On Mon, 2007-08-06 at 15:07 -0400, Gregory Haskins wrote:
> Hi Ingo,
> I think there is a latent race condition somewhere in the code. We
> find that -rt works on our 4-way (and under) systems, but have problems
> on our 8-ways.
>
> If you run without nmi_watchdog, the system will sometimes boot (but
> very very very slow), and sometimes it will softlockup. If you turn on
> nmi_watchdog, the system detects a hang (probably at the point where the
> system gets really slow without it). We notice no problems on the
> 4-ways.
>
> The system where we can reproduce this is a Dell 690 with Dual 2Ghz
> Quad-core Xeon 5335s. I've attached some relevant info. Let me know if
> you need more.

Could you drop the following config options and test again?

#
# Processor type and features
#
CONFIG_TICK_ONESHOT=y
CONFIG_NO_HZ=y
CONFIG_HIGH_RES_TIMERS=y

(btw, added LKML to the CC list ..)

Daniel


2007-08-07 17:30:00

by Gregory Haskins

[permalink] [raw]
Subject: Re: Hang on 8-way with 2.6.23-rc2-rt2

On Tue, 2007-08-07 at 10:03 -0700, Daniel Walker wrote:

> Could you drop the following config options and test again?
>
> #
> # Processor type and features
> #
> CONFIG_TICK_ONESHOT=y
> CONFIG_NO_HZ=y
> CONFIG_HIGH_RES_TIMERS=y
>

Will do.

I have a patch which works around the issue too, which I will forward
momentarily.
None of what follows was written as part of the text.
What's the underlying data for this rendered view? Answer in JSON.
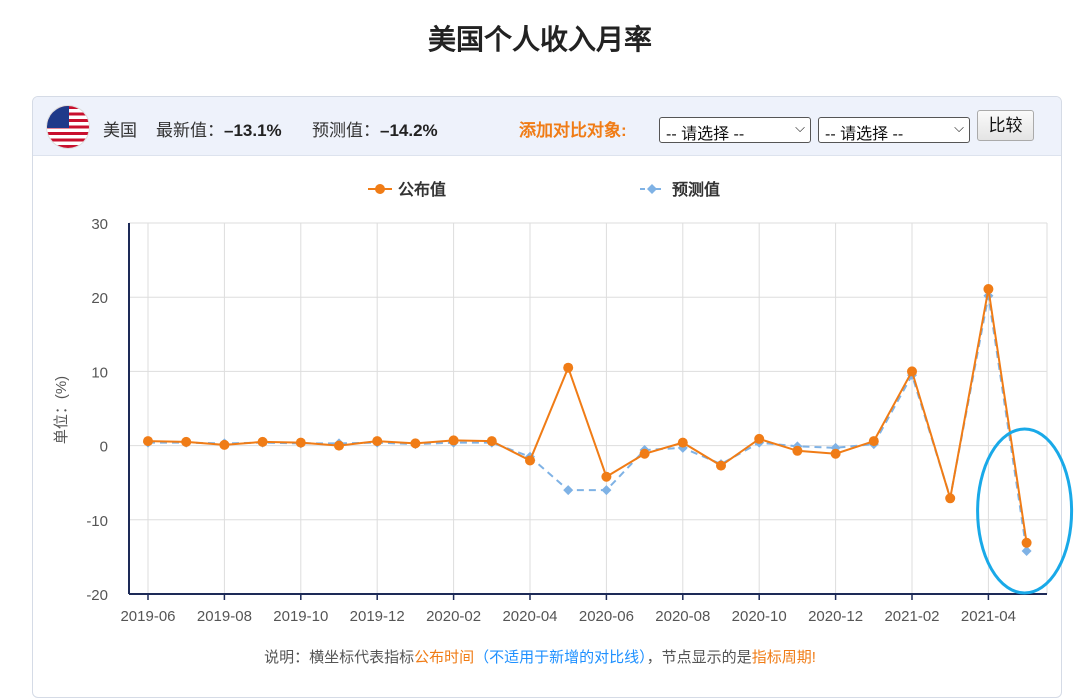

It appears as though there is a deadlock either between
two task_rq_locks, or between a task_rq_lock and something else. The
patch I wrote changes the "double_lock_balance()" function to a full DP
algorithm under contention. Technically I think the original
implementation was correct which is why my patch is really a workaround:
I think its just plastering over the real issue. But in any case, the
8-way system is no longer slow and no longer nmi_watchdog/softlockups on
me(*). Perhaps it will at least help in finding the root cause.

Regards,
-Greg

(*) There are still issues on the 8-way once we get passed this
scheduler problem, however.